I mean it would be possible this scenario:
My Home PC start mysqldump task
My VPS on 1&1 prepare remotely the sql dump
My Home PC receive locally the dump from the remote server
between point 2 and point 3 is possible that someone get a copy of my file?
Thanks in advance for the answers
Marcos
You should not expose port 3306 on your VPS host to the public internet. MySQL's unencrypted port is not secure.
If you're running mysqldump on your VPS host, and only transferring the resulting dump file to your PC, then you can do this securely.

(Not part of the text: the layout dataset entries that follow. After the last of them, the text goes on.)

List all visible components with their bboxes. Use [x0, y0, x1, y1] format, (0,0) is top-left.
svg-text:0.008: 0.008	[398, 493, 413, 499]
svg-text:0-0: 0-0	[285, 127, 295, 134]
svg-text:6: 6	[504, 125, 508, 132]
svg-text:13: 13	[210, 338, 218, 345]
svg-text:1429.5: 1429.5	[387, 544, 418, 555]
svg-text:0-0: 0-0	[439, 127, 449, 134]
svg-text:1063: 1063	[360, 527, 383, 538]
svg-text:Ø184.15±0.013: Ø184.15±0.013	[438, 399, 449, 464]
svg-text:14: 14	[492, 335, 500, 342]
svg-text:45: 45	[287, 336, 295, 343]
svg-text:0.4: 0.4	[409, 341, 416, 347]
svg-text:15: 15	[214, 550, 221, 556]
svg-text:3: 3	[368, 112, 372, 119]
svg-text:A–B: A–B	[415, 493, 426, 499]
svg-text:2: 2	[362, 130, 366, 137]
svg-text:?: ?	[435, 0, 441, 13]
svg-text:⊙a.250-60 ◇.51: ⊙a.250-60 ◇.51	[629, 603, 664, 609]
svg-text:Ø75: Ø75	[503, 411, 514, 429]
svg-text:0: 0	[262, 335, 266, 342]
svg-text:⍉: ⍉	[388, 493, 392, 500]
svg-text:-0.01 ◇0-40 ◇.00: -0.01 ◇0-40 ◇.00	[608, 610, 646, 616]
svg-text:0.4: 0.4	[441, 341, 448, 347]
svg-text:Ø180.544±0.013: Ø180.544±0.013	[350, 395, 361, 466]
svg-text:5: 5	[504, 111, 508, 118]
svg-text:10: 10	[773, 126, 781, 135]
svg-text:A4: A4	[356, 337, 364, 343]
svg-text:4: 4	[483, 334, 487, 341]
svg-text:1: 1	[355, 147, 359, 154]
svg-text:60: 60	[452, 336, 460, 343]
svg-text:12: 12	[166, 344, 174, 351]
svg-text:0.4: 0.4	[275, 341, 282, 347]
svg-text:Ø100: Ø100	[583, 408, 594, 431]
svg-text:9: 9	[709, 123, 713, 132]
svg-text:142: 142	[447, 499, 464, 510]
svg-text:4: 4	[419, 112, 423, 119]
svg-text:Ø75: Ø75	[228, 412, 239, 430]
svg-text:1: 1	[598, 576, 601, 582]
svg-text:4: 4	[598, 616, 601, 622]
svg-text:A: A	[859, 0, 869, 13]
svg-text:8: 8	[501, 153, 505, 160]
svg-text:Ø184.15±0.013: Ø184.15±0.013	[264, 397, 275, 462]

If you can ssh to your VPS, you should be able to use scp too. This gives you the ability to transfer files securely.
Here's a FAQ article about using scp with 1&1. I found this by googling for "1&1 scp":
http://faq.1and1.co.uk/server/root_server/linux_recovery/9.html
If you need to run mysqldump on your Home PC and connect remotely to MySQL on the VPS host, you have options:
Run mysqldump on the PC with SSL connection options.
Open an port-forwarding ssh tunnel, then run mysqldump on the PC connecting to the forwarded port.
Run ssh to invoke mysqldump on the VPS, then capture output. See example in the accepted answer to this question: https://serverfault.com/questions/36467/temporary-ssh-tunnel-for-backup-purposes
Create a VPN and do anything you want because it's all encrypted.
Re your comments of 10/11:
I need to execute the command from home PC to backup the VPS remotely.
I want to ... receive instead the backup file directly so in the VPS should be saved nothing.
Okay, here's what you can do, without exposing port 3306:
$ ssh marcos#192.168.1.3 'mysqldump ...options.. | gzip -c' > ~/dump.sql.gz
Notice the position of quotes in that command. You're executing on the VPS the command: mysqldump ...options.. | gzip -c. The stdout of that command is a gzipped stream of the dump. That stream is returned via ssh, and then > saves the output locally in the shell on your PC.
Re your comment of 10/13:
now I'm storing on the server an open text file that contain the credentials to access the MySQL server. I mean if someone will break into the server it will be able not just to damage the server content but also to damage and stolen MySQL database and informations. Am I right?
If you use MySQL 5.6 you can use the new feature to store connection credentials in a semi-encrypted manner. See http://dev.mysql.com/doc/refman/5.6/en/mysql-config-editor.html
If you use MySQL 5.5 or earlier, then you're right, you should be careful to restrict the file permissions of my.cnf. Mode 600 should be enough (i.e. it's not an executable file).
But if someone breaks into your server, they may have broken in with root access, in which case nothing can restrict what files they read.
MySQL doesn't have enough security to block access if someone gains root access, so it's up to you to use other means to prevent breakins. Firewalls, etc.
Yes it's possible, but you don't mention how you gonna fetch that data. If you use ssh/scp (with dedicated user for dumps, IP filtered, auth based on private key with key password) is acceptable and consider as safe in my opinion. Another fast way is be a more secure is to set up VPN. Any else is paranoid level for personal use.